For a lot of the personal projects and early stage startups that are most terrified of these kinds of mistakes and therefore avoid autoscaling products like fly.io, we sincerely would rather have the entire account shut down when it goes over budget than ever see a bill that's higher than our net worth. A line item veto somewhat alleviates that concern but not fully.

They indicate at the end that they're going to do something along these lines, but what they're describing there also seems over-engineered compared to a simple circuit breaker that kills the account or some subset of it. Is there a good reason for these providers to avoid implementing that feature, which on a naive look seems far simpler than what they've actually proposed?

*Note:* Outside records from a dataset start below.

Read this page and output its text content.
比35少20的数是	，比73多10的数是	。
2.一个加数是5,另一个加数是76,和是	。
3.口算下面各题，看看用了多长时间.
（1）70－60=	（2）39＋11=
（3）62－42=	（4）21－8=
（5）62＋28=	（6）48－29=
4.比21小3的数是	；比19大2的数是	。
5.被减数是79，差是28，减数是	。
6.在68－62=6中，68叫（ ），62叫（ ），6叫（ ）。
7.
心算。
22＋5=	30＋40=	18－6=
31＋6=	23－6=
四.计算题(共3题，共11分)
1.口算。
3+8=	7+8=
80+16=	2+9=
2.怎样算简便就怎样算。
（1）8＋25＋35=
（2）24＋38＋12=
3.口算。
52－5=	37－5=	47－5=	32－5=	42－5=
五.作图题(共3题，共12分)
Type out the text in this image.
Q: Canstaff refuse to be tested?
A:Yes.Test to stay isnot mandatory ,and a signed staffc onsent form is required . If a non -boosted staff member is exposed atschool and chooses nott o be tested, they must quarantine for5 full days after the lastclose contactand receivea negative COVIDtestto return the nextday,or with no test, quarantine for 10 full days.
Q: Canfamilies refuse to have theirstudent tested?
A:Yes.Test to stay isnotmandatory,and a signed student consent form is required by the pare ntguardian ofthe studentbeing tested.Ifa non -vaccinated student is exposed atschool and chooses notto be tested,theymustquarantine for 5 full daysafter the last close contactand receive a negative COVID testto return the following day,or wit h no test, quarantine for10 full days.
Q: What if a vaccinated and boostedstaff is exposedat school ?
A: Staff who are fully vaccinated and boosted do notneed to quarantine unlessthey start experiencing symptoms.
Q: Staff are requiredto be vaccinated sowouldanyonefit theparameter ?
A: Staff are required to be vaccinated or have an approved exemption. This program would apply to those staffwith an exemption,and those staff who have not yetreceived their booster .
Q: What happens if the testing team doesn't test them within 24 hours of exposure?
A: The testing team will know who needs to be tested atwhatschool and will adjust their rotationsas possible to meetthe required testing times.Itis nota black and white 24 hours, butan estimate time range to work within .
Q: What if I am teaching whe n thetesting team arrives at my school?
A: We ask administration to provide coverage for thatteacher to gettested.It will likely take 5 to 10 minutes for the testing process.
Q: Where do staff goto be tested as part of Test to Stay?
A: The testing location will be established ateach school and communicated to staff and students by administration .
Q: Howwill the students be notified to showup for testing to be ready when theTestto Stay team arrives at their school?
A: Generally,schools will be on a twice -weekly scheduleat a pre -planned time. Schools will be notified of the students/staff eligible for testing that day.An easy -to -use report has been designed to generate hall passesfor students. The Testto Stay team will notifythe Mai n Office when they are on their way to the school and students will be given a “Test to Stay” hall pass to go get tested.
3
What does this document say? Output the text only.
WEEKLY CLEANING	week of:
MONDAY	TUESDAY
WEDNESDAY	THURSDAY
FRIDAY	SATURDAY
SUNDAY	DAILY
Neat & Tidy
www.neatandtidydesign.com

Something like half the comments on this story are a discussion of why or why not cloud providers do or don't provide this simple circuit breaker feature.


I read yours after posting this and it provides exactly zero information:

> I promise, you are not the first person to have thought of this, and, believe it or not, there are reasons other than malice and avarice that cloud providers don't terminate service based on billing caps. Terminating service is a big deal.

"Terminating service is a big deal" how? I can explicitly cancel a subscription after a certain date—what is the problem with me explicitly cancelling a subscription after a certain amount of spend?

No one is asking for automatic circuit breakers applied to all customers indiscriminately, but I'm not seeing any justification in here for why an opt-in circuit breaker is technically or legally challenging to implement.


> I can explicitly cancel a subscription after a certain date—what is the problem with me explicitly cancelling a subscription after a certain amount of spend?

As someone also involved in billing systems for public clouds: in theory there's no difference, but in practice there is a world of difference. This is the sort of situation where the end user is commonly surprised with the consequences of their own decisions. At MGC we have some "soft shut down" processes, and we constantly hear stuff like "I know I said shut down, but this is the one situation where that really didn't make sense"; where examples are "storage which keeps backups became unavailable", "a very simple but critical user auth system disappeared", "I had no idea this was still running on my account", or "OMG not in the middle of the weekend", etc. You can build heuristics and tracking into the system to minimize these situations, but that's a lot of work.

So yeah, it is a valid use case and something many CSPs would like to provide, but implementing something that is actually better than nothing is non-trivial.